I don't know if I fell on a bug or a feature, I read the documentation several times but haven't found the information.
I have two MySQL servers, both on 8.0.15 and hosted on a Windows Server (x64). I'll name these SRV1
and SRV2
.
Out of 5 databases on SRV1, I want to replicate only 3 of them on SRV2.
I setup the replication filter with the following query, made to ignore the two remaining databases, so that in the future the replication process will pickup any new database created.
CHANGE REPLICATION FILTER
REPLICATE_IGNORE_DB = (ignore1,ignored2);
The replication process worked as expected and I saw the three databases created and fully replicated on SRV2
. So far so good.
The result of SHOW SLAVE STATUS \G;
was correct, showing
[...]
Replicate_Do_DB:
Replicate_Ignore_DB: ignore1,ignore2
[...]
But a wild Windows Update appeared.

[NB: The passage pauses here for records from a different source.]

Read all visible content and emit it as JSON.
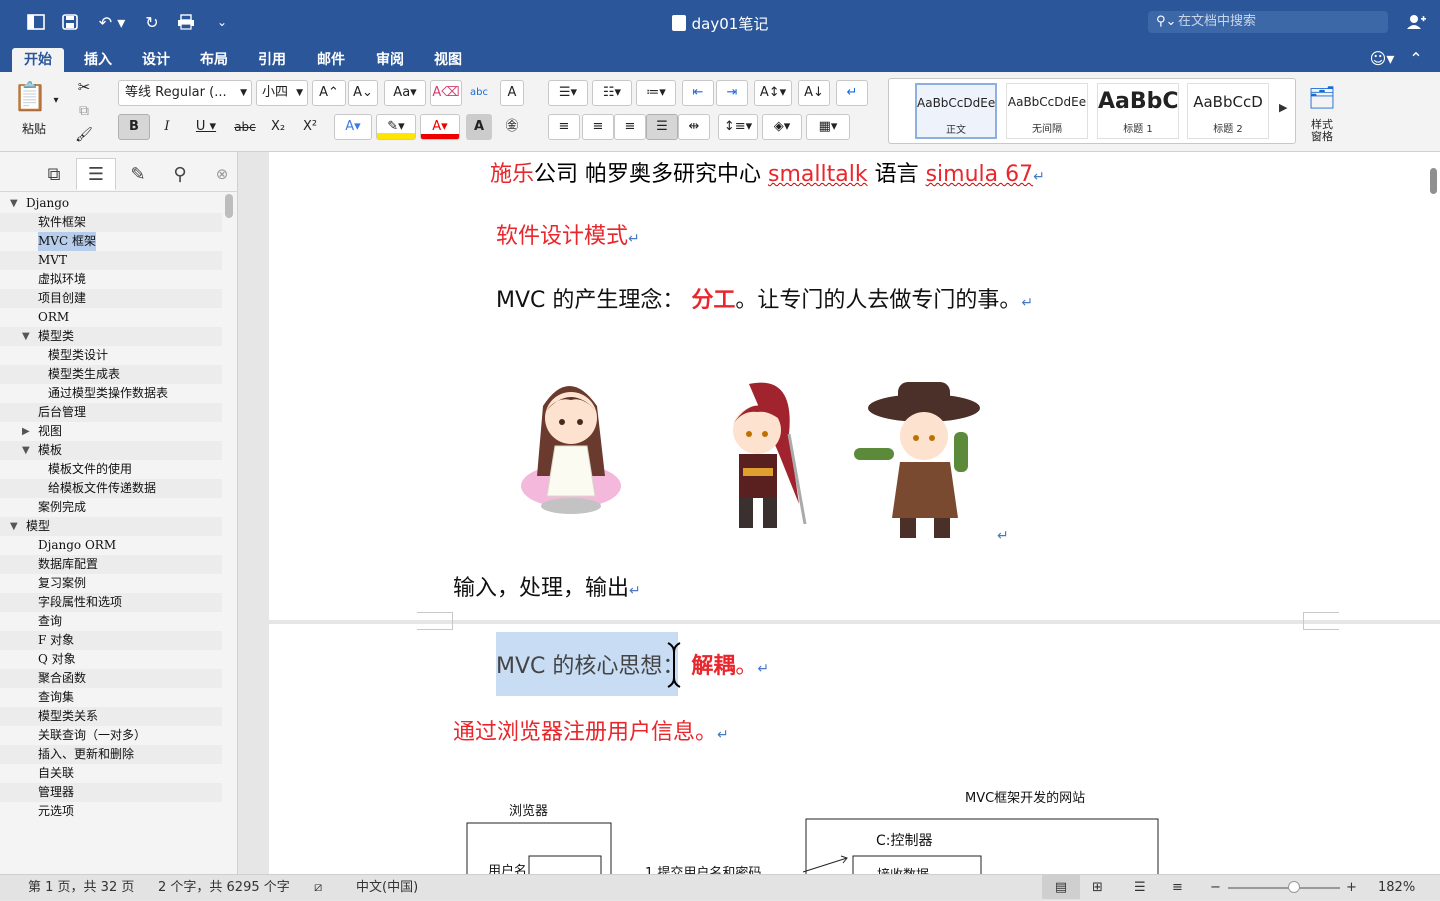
{
  "window": {
    "title": "day01笔记",
    "search_placeholder": "在文档中搜索"
  },
  "tabs": [
    {
      "label": "开始",
      "active": true
    },
    {
      "label": "插入"
    },
    {
      "label": "设计"
    },
    {
      "label": "布局"
    },
    {
      "label": "引用"
    },
    {
      "label": "邮件"
    },
    {
      "label": "审阅"
    },
    {
      "label": "视图"
    }
  ],
  "ribbon": {
    "paste_label": "粘贴",
    "font_name": "等线 Regular (...",
    "font_size": "小四",
    "styles": [
      {
        "sample": "AaBbCcDdEe",
        "name": "正文",
        "selected": true
      },
      {
        "sample": "AaBbCcDdEe",
        "name": "无间隔"
      },
      {
        "sample": "AaBbC",
        "name": "标题 1"
      },
      {
        "sample": "AaBbCcD",
        "name": "标题 2"
      }
    ],
    "styles_pane_label": "样式\n窗格"
  },
  "toc": [
    {
      "label": "Django",
      "level": 0,
      "arrow": "down"
    },
    {
      "label": "软件框架",
      "level": 1
    },
    {
      "label": "MVC 框架",
      "level": 1,
      "highlight": true
    },
    {
      "label": "MVT",
      "level": 1
    },
    {
      "label": "虚拟环境",
      "level": 1
    },
    {
      "label": "项目创建",
      "level": 1
    },
    {
      "label": "ORM",
      "level": 1
    },
    {
      "label": "模型类",
      "level": 1,
      "arrow": "down"
    },
    {
      "label": "模型类设计",
      "level": 2
    },
    {
      "label": "模型类生成表",
      "level": 2
    },
    {
      "label": "通过模型类操作数据表",
      "level": 2
    },
    {
      "label": "后台管理",
      "level": 1
    },
    {
      "label": "视图",
      "level": 1,
      "arrow": "right"
    },
    {
      "label": "模板",
      "level": 1,
      "arrow": "down"
    },
    {
      "label": "模板文件的使用",
      "level": 2
    },
    {
      "label": "给模板文件传递数据",
      "level": 2
    },
    {
      "label": "案例完成",
      "level": 1
    },
    {
      "label": "模型",
      "level": 0,
      "arrow": "down"
    },
    {
      "label": "Django ORM",
      "level": 1
    },
    {
      "label": "数据库配置",
      "level": 1
    },
    {
      "label": "复习案例",
      "level": 1
    },
    {
      "label": "字段属性和选项",
      "level": 1
    },
    {
      "label": "查询",
      "level": 1
    },
    {
      "label": "F 对象",
      "level": 1
    },
    {
      "label": "Q 对象",
      "level": 1
    },
    {
      "label": "聚合函数",
      "level": 1
    },
    {
      "label": "查询集",
      "level": 1
    },
    {
      "label": "模型类关系",
      "level": 1
    },
    {
      "label": "关联查询（一对多）",
      "level": 1
    },
    {
      "label": "插入、更新和删除",
      "level": 1
    },
    {
      "label": "自关联",
      "level": 1
    },
    {
      "label": "管理器",
      "level": 1
    },
    {
      "label": "元选项",
      "level": 1
    }
  ],
  "doc": {
    "line1": {
      "p1": "施乐",
      "p2": "公司  帕罗奥多研究中心  ",
      "p3": "smalltalk",
      "p4": " 语言  ",
      "p5": "simula 67"
    },
    "line2": "软件设计模式",
    "line3": {
      "p1": "MVC 的产生理念：  ",
      "p2": "分工",
      "p3": "。让专门的人去做专门的事。"
    },
    "line4": "输入，处理，输出",
    "line5": {
      "p1": "MVC 的核心思想：  ",
      "p2": "解耦",
      "p3": "。"
    },
    "line6": "通过浏览器注册用户信息。",
    "diagram": {
      "browser_label": "浏览器",
      "site_label": "MVC框架开发的网站",
      "controller_label": "C:控制器",
      "username_label": "用户名",
      "submit_label": "1.提交用户名和密码",
      "receive_label": "接收数据"
    },
    "paragraph_mark": "↵"
  },
  "status": {
    "page": "第 1 页，共 32 页",
    "words": "2 个字，共 6295 个字",
    "language": "中文(中国)",
    "zoom": "182%"
  }
}
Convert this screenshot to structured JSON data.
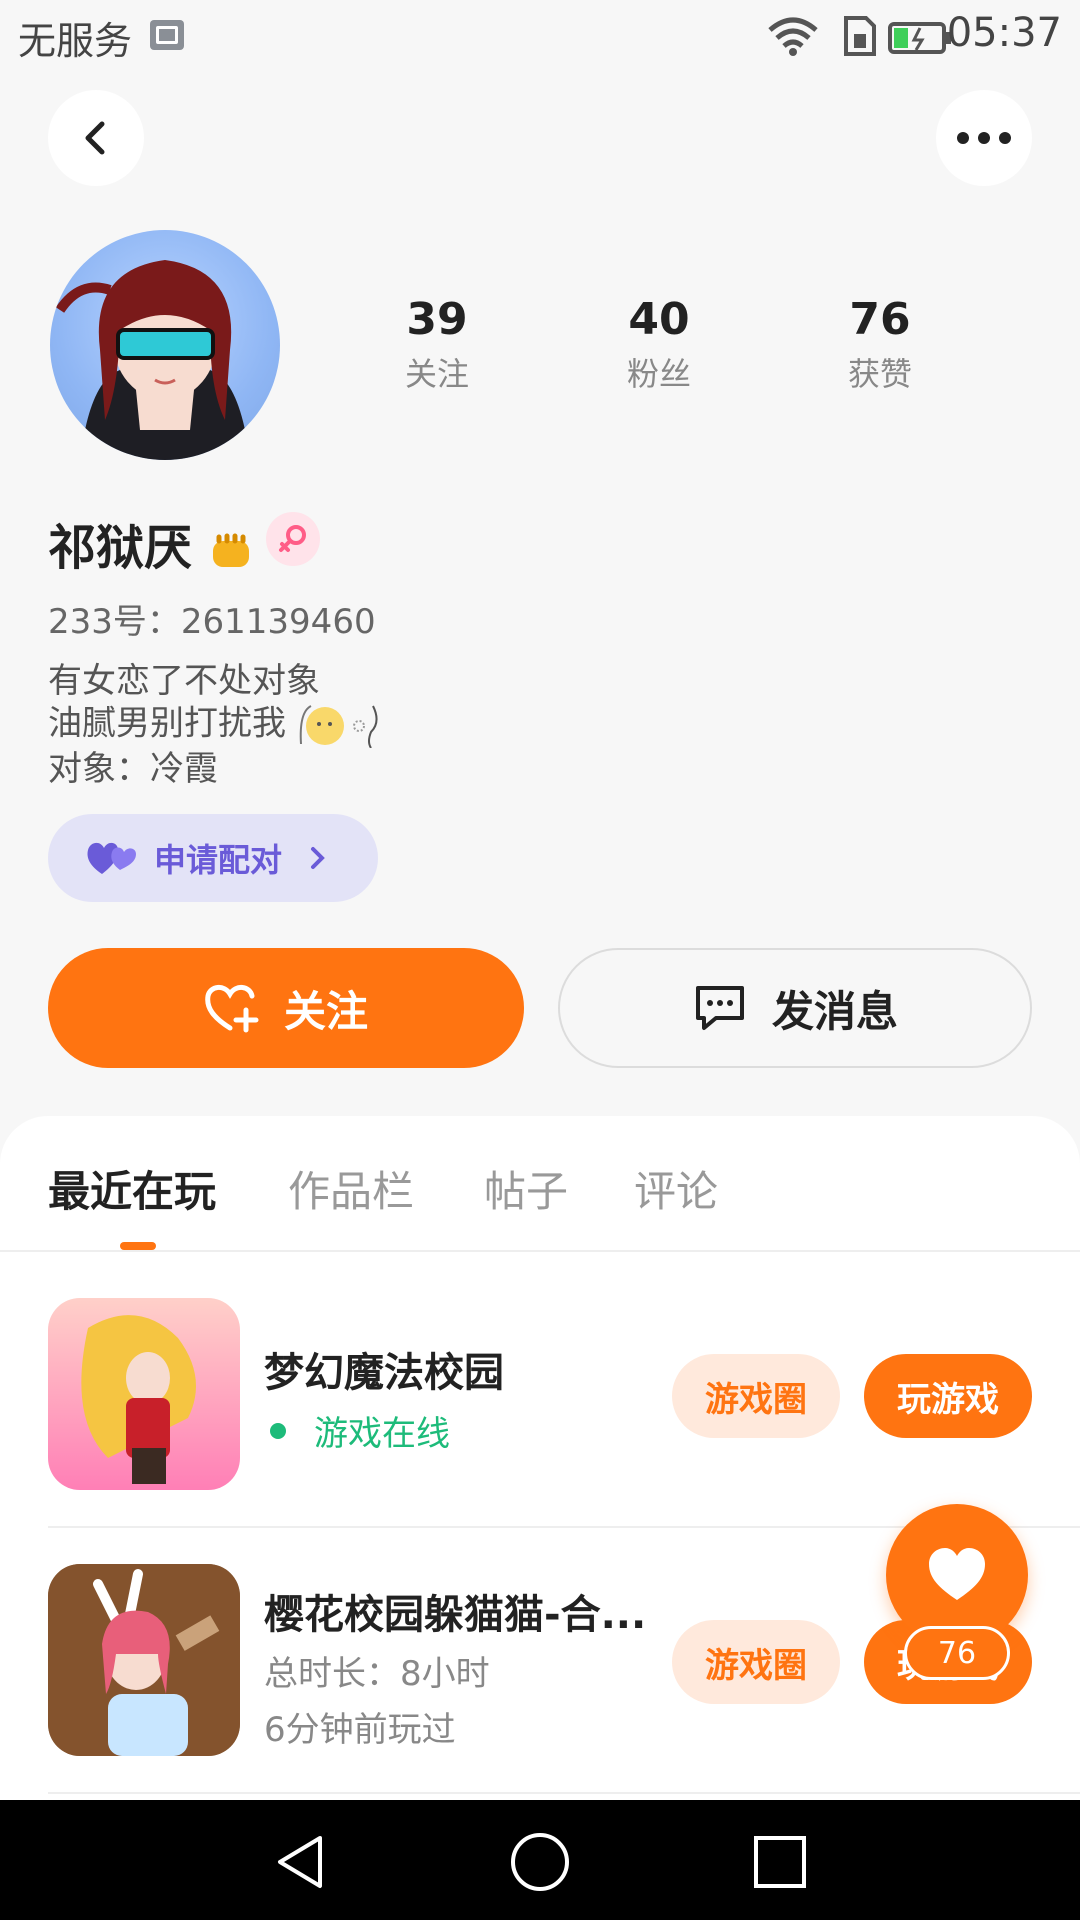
{
  "status_bar": {
    "carrier": "无服务",
    "time": "05:37"
  },
  "profile": {
    "stats": [
      {
        "value": "39",
        "label": "关注"
      },
      {
        "value": "40",
        "label": "粉丝"
      },
      {
        "value": "76",
        "label": "获赞"
      }
    ],
    "name": "祁狱厌",
    "uid": "233号：261139460",
    "bio": [
      "有女恋了不处对象",
      "油腻男别打扰我",
      "对象：冷霞"
    ],
    "pair_label": "申请配对"
  },
  "actions": {
    "follow_label": "关注",
    "message_label": "发消息"
  },
  "tabs": [
    {
      "label": "最近在玩",
      "active": true
    },
    {
      "label": "作品栏",
      "active": false
    },
    {
      "label": "帖子",
      "active": false
    },
    {
      "label": "评论",
      "active": false
    }
  ],
  "games": [
    {
      "title": "梦幻魔法校园",
      "status": "游戏在线",
      "circle_label": "游戏圈",
      "play_label": "玩游戏"
    },
    {
      "title": "樱花校园躲猫猫-合...",
      "duration": "总时长：8小时",
      "last_played": "6分钟前玩过",
      "circle_label": "游戏圈",
      "play_label": "玩游戏"
    }
  ],
  "like_fab": {
    "count": "76"
  },
  "colors": {
    "accent": "#ff7411",
    "online": "#1dbb7a",
    "pair": "#6a5bd8"
  }
}
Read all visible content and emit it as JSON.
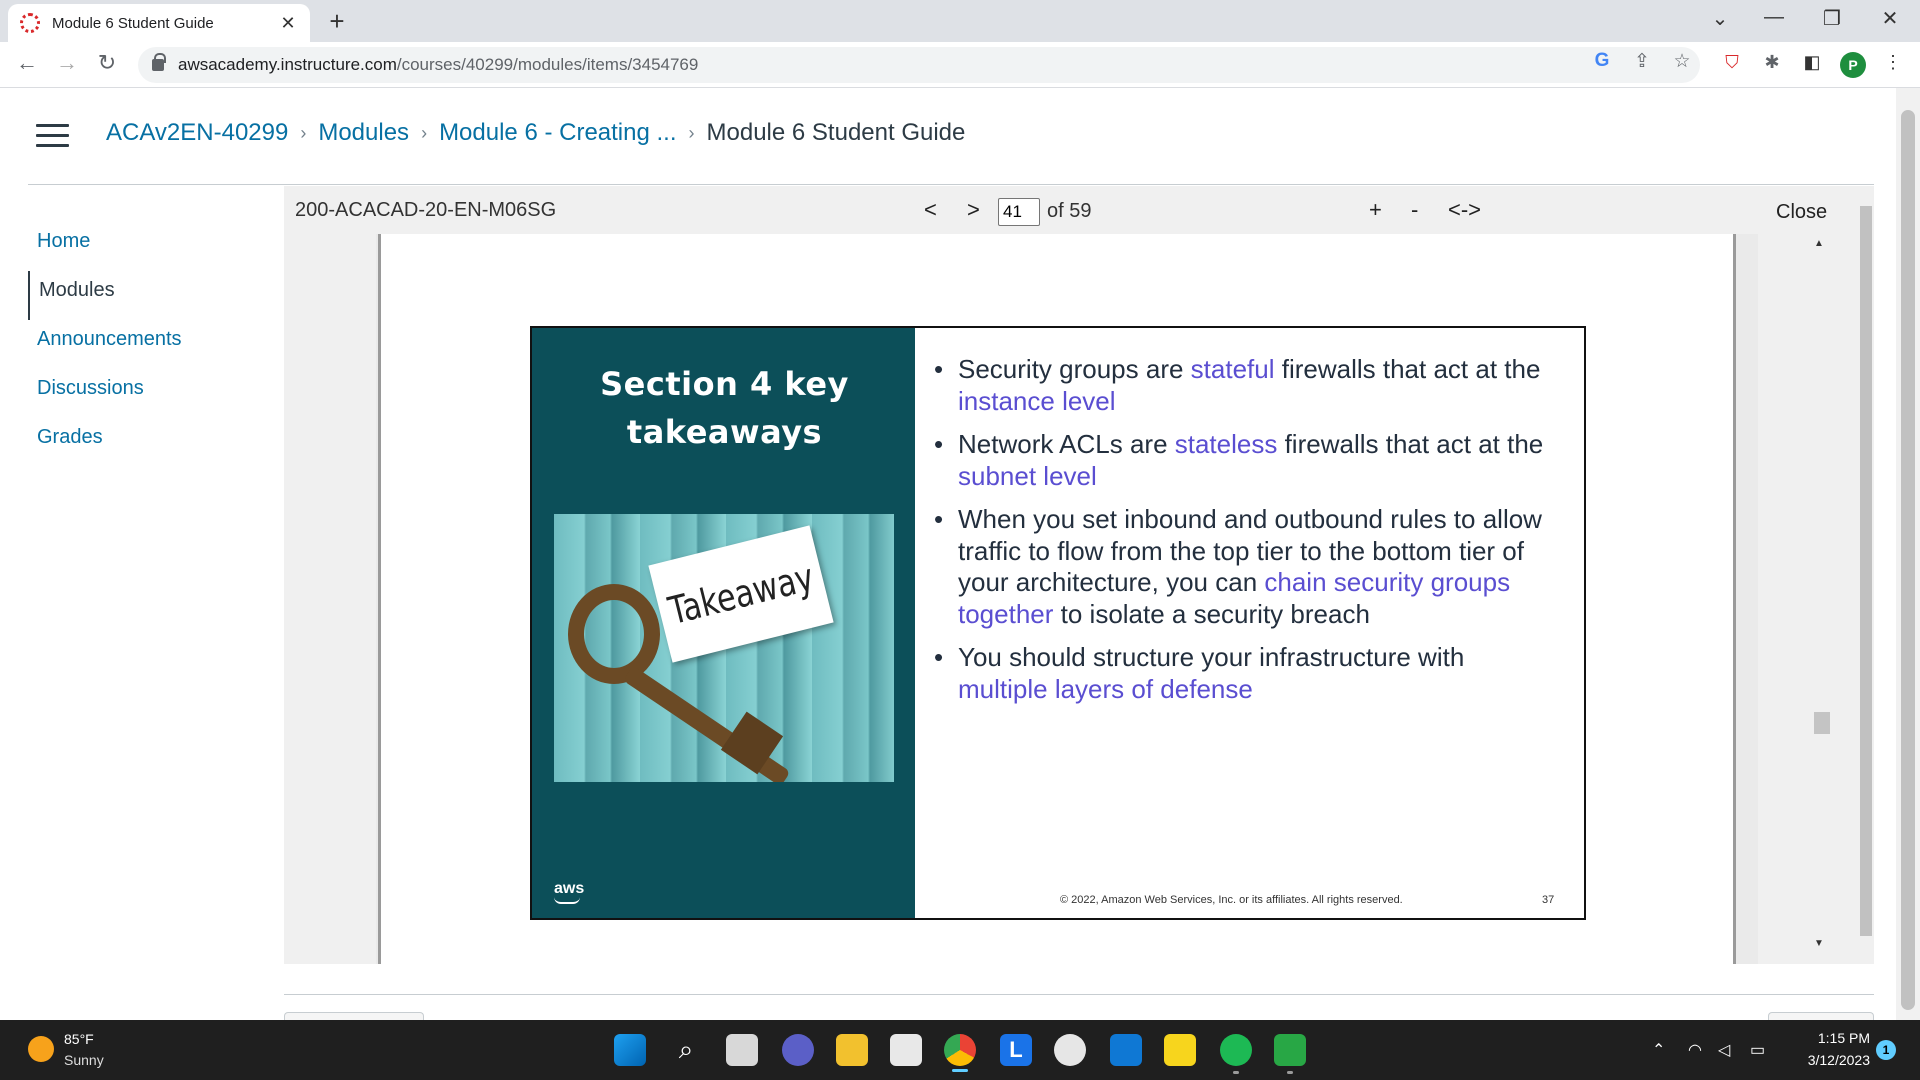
{
  "browser": {
    "tab_title": "Module 6 Student Guide",
    "tab_close": "✕",
    "new_tab": "+",
    "url_host": "awsacademy.instructure.com",
    "url_path": "/courses/40299/modules/items/3454769",
    "profile_initial": "P"
  },
  "breadcrumb": {
    "course": "ACAv2EN-40299",
    "modules": "Modules",
    "module": "Module 6 - Creating ...",
    "current": "Module 6 Student Guide",
    "separator": "›"
  },
  "sidebar": {
    "items": [
      {
        "label": "Home"
      },
      {
        "label": "Modules"
      },
      {
        "label": "Announcements"
      },
      {
        "label": "Discussions"
      },
      {
        "label": "Grades"
      }
    ]
  },
  "viewer": {
    "doc_name": "200-ACACAD-20-EN-M06SG",
    "prev": "<",
    "next": ">",
    "page": "41",
    "of_total": "of 59",
    "zoom_in": "+",
    "zoom_out": "-",
    "fit": "<->",
    "close": "Close"
  },
  "slide": {
    "title": "Section 4 key takeaways",
    "image_tag": "Takeaway",
    "logo": "aws",
    "bullets": [
      {
        "parts": [
          "Security groups are ",
          "stateful",
          " firewalls that act at the ",
          "instance level",
          ""
        ]
      },
      {
        "parts": [
          "Network ACLs are ",
          "stateless",
          " firewalls that act at the ",
          "subnet level",
          ""
        ]
      },
      {
        "parts": [
          "When you set inbound and outbound rules to allow traffic to flow from the top tier to the bottom tier of your architecture, you can ",
          "chain security groups together",
          " to isolate a security breach",
          "",
          ""
        ]
      },
      {
        "parts": [
          "You should structure your infrastructure with ",
          "multiple layers of defense",
          "",
          "",
          ""
        ]
      }
    ],
    "copyright": "© 2022, Amazon Web Services, Inc. or its affiliates. All rights reserved.",
    "slide_number": "37",
    "colors": {
      "panel": "#0c4f59",
      "highlight": "#5a4ed1",
      "text": "#232f3e"
    }
  },
  "taskbar": {
    "temperature": "85°F",
    "condition": "Sunny",
    "time": "1:15 PM",
    "date": "3/12/2023",
    "notifications": "1"
  }
}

And made SRV2
restart during the night. I detected today that the replication process stopped because the replication user tried to do a query on ignore1
.
One more SHOW SLAVE STATUS \G;
confirmed it, my replication filters are not here anymore.
[...]
Replicate_Do_DB:
Replicate_Ignore_DB:
[...]
Wanting to troubleshooting it, I put again my replication filters, restarted the slave process, waited that Seconds_Behind_Master
went to 0. I then asked Windows to stop the MySQL service, and start it again, as it would do on a normal OS restart.
Once again the replication filters got lost, and the slave process stopped because it's trying to replicate a database that doesn't exist on SRV2
Before going on 8.0.15, I went on 5.7 during 3 years with the exact same setup, but never encountered a single issue like that during server restarts. Is it something intended (that I would have missed in the 8.0 release notes?) or a bug in my configuration?
I know that I can fix it by adding the --replicate-ignore-db
argument to the MySQL service binary path, but I still want to know if there is another way.